Naim, now 30, was no stranger to makeup, literally and figuratively. Born to Tunisian parents and raised outside Tel Aviv before moving to Paris in 2000, she toured for 2 1/2 years as Miriam in a musical version of "The Ten Commandments," Naim's version of a day job. "You learn a lot being an instrument for somebody else's project," she muses, but in retrospect she mastered a tougher lesson while signed to EMI, for which she released one poor-selling, confidence-killing album in 2001.
"I was impressed by the big record company and big budgets and big studios and big producers, and then you discover that it puts a pressure on you," says Naim. "All this expectation puts things in your mind that disturb you, but I was young and impatient and wanted things to happen fast. I was disappointed. But I learned everything I didn't want to do."
A long period of disillusionment followed, along with another musical, "Gladiator," and some film soundtrack work. Then in 2004 Naim took a gig playing piano in a friend's band, which featured Donatien, a seasoned sideman, on percussion.
"We had a nice human feeling," Donatien recalls. "We did some improvisation together and I discovered, 'Oh, this woman can sing. She is a true musician.' And then two days after we met she sent me 200 songs. I was impressed and said to myself I want to help her to do her home project. We arrived really quickly at this mix of us. She comes from the calm music and a little pop. I come from jazz and soul. We were really inspired by each other."
The pair produced a charmed fusion of organic instruments and ambient flourishes, a lush yet uncluttered soundscape that supplies an ideal setting for Naim's warm, winsome voice. Indie-pop songbirds Feist and Regina Spektor are close counterparts. While the Hebrew-language tracks are lovely enough to transcend the language barrier, American fans will thrill to Naim's languid cover of Britney Spears's "Toxic."
And then there's the little Apple ad-turned-hit single. "New Soul" is the only song on the album written after Naim met Donatien. She had come out of her multiyear funk, had stumbled onto an entirely unexpected musical path, and was ripe for a major re-tweaking of her world view.
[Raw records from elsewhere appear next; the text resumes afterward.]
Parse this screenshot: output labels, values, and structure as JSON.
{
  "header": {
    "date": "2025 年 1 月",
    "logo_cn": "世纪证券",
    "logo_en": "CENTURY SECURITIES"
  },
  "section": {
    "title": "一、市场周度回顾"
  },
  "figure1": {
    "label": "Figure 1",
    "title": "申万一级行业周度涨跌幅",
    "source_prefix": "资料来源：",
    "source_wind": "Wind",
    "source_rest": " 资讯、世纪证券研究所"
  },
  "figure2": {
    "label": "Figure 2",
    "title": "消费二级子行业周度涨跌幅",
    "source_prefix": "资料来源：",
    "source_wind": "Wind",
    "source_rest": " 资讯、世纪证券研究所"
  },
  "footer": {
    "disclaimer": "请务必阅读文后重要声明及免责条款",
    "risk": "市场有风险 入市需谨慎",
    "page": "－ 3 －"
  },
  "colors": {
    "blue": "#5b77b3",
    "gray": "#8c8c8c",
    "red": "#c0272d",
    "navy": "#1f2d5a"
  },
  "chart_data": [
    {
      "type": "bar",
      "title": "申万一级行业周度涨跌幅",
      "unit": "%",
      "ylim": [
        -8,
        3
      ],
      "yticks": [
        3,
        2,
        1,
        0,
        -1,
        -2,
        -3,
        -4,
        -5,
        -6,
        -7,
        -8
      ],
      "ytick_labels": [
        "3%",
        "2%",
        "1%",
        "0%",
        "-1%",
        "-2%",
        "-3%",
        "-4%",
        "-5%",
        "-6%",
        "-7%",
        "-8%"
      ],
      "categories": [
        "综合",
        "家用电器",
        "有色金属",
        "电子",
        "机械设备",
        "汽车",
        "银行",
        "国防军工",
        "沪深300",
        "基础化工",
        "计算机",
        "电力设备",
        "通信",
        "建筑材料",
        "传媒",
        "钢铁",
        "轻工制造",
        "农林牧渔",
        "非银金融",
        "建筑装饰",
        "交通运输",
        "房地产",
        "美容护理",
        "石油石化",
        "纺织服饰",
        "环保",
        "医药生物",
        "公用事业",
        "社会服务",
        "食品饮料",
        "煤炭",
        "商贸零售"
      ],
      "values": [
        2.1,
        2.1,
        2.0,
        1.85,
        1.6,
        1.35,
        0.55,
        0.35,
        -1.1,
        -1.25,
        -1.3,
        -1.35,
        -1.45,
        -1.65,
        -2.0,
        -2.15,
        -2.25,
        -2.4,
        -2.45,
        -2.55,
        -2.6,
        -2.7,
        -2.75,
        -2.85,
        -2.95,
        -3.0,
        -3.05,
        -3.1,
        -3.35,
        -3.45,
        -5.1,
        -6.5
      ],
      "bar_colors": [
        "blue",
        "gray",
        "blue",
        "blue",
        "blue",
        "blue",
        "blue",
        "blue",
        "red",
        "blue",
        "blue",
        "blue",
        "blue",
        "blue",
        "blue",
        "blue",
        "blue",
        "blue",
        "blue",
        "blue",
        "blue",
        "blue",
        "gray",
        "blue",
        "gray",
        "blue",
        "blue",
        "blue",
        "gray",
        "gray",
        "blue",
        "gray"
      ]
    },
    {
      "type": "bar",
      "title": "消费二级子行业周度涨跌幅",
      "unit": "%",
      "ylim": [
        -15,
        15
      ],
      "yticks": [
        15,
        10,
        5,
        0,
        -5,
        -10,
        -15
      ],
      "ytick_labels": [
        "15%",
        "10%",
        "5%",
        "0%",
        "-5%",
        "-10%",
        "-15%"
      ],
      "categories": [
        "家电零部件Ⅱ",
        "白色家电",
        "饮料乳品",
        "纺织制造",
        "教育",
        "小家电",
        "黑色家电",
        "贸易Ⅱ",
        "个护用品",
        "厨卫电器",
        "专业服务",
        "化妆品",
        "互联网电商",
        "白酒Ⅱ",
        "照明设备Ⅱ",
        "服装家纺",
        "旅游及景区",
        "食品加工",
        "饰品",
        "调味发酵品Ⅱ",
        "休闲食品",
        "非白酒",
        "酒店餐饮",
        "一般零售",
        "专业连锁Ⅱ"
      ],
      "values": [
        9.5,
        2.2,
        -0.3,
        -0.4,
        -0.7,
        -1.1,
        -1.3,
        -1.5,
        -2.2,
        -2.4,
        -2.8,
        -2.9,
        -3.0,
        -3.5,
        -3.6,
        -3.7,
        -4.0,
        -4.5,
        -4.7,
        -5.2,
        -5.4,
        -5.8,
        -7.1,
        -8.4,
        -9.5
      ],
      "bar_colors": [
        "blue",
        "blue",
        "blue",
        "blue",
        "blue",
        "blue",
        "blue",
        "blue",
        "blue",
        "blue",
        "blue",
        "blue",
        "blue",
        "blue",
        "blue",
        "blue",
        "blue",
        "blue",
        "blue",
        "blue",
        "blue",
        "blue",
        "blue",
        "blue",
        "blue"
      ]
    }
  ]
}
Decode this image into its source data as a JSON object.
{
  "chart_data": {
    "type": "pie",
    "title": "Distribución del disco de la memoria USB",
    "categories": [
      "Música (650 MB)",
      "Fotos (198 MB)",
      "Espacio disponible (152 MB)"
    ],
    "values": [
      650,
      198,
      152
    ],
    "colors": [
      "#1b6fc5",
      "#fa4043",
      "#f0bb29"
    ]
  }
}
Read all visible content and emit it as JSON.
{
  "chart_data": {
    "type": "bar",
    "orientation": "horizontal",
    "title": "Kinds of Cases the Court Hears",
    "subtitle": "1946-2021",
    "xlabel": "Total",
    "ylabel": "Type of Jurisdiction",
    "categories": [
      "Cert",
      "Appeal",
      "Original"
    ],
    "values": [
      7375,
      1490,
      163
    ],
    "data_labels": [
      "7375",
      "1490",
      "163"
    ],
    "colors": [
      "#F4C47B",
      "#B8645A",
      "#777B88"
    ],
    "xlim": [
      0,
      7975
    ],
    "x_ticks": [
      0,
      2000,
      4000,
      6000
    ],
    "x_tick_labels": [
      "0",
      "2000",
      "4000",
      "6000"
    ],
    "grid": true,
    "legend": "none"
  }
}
"The song came one afternoon after speaking with a friend who believes in reincarnation," says Naim. "I'd always thought I was an old soul, with my big ideas about what life is like and what love is like. But everything happening is the opposite of what I thought. Things I never thought I would do, making a homemade album in Hebrew, make me happy. I saw how pretentious I was, and I came to the conclusion that I'm not an old soul. I'm really a new soul."